После поучения, данного интендантам, приготовления к отходу сплава оживились и, казалось, новых случаев к задержке не было. Но, по пословице, — одна беда никогда не бывает, а ведет за собою другую. В тот же день мы узнали, что одна из барок, нагруженная порохом для Николаевска, слегка затонула, причем порох хотя и был в бочонках, но, конечно, подмок. Где-нибудь в Англии этот случай был бы пустым, потому что заменить подмокший порох было бы легко. Совсем не то в Восточной Сибири, куда пороховые запасы доставлялись из Казани гужом, так что бочонки бывали в дороге по четыре месяца. Порох был вещью важною. Но, разумеется, с неудачею пришлось помириться. Узнав, что подмочка не особенно велика, я позволил себе предложить пересушку пороха с тем, чтобы потом сдать его в горное ведомство для взрывов скал. Мысль моя была одобрена, но ведь горное ведомство могло заартачиться, сказать, что ему не нужно дряни, или принять запас с оговорками, что в нем лишь столько-то годного материала, а остальное подлежит сложению со счетов, и т. п.
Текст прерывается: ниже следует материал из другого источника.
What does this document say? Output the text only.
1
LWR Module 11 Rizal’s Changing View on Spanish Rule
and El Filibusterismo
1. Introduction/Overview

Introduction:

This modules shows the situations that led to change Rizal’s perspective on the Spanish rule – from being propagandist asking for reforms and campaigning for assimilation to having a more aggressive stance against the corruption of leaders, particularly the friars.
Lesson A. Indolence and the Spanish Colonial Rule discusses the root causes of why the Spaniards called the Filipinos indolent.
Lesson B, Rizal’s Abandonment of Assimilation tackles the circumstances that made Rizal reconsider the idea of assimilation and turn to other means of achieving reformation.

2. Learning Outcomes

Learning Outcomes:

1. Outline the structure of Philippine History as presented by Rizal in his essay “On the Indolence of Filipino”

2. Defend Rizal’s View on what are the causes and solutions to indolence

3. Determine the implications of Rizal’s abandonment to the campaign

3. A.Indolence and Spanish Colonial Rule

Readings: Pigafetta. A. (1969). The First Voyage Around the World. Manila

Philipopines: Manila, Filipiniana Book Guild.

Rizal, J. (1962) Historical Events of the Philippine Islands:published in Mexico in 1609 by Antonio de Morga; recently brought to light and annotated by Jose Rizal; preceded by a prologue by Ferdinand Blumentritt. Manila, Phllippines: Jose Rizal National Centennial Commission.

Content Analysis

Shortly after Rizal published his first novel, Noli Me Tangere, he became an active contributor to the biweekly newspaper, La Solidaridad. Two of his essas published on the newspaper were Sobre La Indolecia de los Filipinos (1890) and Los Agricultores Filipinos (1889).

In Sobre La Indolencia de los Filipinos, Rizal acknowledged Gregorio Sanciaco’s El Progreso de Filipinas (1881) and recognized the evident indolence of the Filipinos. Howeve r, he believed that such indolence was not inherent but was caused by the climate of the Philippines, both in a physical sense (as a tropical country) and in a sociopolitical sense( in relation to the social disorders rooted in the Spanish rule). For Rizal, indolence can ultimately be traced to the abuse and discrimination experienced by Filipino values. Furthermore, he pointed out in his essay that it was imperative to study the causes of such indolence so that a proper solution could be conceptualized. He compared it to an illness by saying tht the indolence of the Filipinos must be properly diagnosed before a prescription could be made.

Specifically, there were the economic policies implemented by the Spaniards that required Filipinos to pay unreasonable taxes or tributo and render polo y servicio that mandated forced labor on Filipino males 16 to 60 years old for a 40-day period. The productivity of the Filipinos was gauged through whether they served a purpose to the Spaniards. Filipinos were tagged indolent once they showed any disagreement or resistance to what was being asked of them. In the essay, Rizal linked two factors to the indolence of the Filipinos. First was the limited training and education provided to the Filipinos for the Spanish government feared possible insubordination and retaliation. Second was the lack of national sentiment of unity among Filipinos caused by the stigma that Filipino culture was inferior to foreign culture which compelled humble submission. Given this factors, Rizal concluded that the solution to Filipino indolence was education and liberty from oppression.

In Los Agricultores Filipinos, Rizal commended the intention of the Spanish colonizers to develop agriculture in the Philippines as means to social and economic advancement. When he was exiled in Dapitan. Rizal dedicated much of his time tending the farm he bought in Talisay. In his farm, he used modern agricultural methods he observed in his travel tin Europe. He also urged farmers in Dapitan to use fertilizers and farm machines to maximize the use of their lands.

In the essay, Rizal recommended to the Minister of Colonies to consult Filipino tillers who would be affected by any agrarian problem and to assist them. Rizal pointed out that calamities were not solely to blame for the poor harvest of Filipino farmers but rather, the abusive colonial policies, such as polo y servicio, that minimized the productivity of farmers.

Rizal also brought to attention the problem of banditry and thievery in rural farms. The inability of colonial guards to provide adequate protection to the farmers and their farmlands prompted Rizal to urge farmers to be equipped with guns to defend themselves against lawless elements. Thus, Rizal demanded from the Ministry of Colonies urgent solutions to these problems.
На подобные оговорки бюрократы вообще большие мастера, а бюрократы-хозяева в казенных делах — особенно. К счастью, ничего подобного не случилось. Н. Н. Муравьев умел подбирать себе сотрудников, у которых честное отношение к делу было первым законом их службы, а крючкотворство стояло на самом последнем месте. Начальником нерчинских заводов был в это время умный и благородный полковник Дейхман — тот самый, что потом пострадал за человеколюбивое обращение с Михайловым {1.24}. Узнав, в чем дело, он без затруднения согласился принять подмоченный порох в горное ведомство, и таким образом казна избавилась от многих тысяч издержек, а у генерал-губернатора дело ограничилось тремя распоряжениями: Ушакову — сдать, Дейхману — принять и в штаб, в Иркутск — заменить затонувший порох. Власти в Николаевске должны были узнать о случае от самого начальника сплава.

II

Мая 26 и 27 экспедиция, по мере изготовления к отплыву, стала трогаться в путь. Вдоль по Шилке потянулись разбросанные на большом пространстве барки, плоты и лодки. Генерал-губернатор и посланник ехали на двух совершенно сходных катерах с небольшими домиками на палубе; свита графа Путятина — на довольно большой барже, тоже с приспособлениями для жилья, а я и Шишмарев — на маленьких лодочках-душегубках, с одним гребцом каждая. Берега Шилки, обставленные суровыми, скалистыми горами, на которых растет исключительно хвойный лес, представляли зрелище поразительное по своему пустынному величию, особенно вечером, когда в долине реки темнота наступала гораздо ранее, чем по вершинам гор. Часам к пяти пополудни мы прибыли в Горбицу — последний в то время населенный пункт наш по Шилке {1.25}. Тут, на берегу реки, жил в то время в порядочном доме зауряд-войсковой старшина Скобельцин, который сделал в 1851 году экспедицию в восточную часть Станового хребта вместе с полковником Ахтэ и топографом Крутиковым. Однажды ему, тогда простому уряднику, пришлось на могучих плечах своих нести больного начальника экспедиции и вообще, как в это время, так и впоследствии на Амуре, явить столь мужества в перенесении трудов и лишений, столько настойчивости в достижении целей, ему указанных, что генерал-губернатор, не имея возможности повести его далеко по административной дороге, дал ему чин зауряд-войскового старшины (на производство в подобные чины он имел право) и выхлопотал владимирский крест, дававший в то время права дворянства. Подобно другим почетным казакам, Скобельцин жил оборотами по меховой торговле, скупая меха у тунгусов и собственных сослуживцев-охотников. В доме было заметно довольство, но простота господствовала патриархальная. Н. Н. Муравьев остался у него пить чай, вспоминал его службу, спрашивал его указаний насчет хозяйственных условий Амурского края и вообще оказывал столько внимания, сколько мог. Но ночевать у него мы не остались, а поплыли дальше. Ночью экспедиция была еще живописнее, потому что огоньки были рассеяны по реке там и сям, двигались, исчезали за выступами берегов; но скоро мы, то есть два катера, суда свиты и две канонерки, составлявшие конвой, отделились от барж и плотов, далеко их обогнав. Еще день, еще ночь в горной пустыне — и рано утром 26 мая 1857 года мы увидали Амур.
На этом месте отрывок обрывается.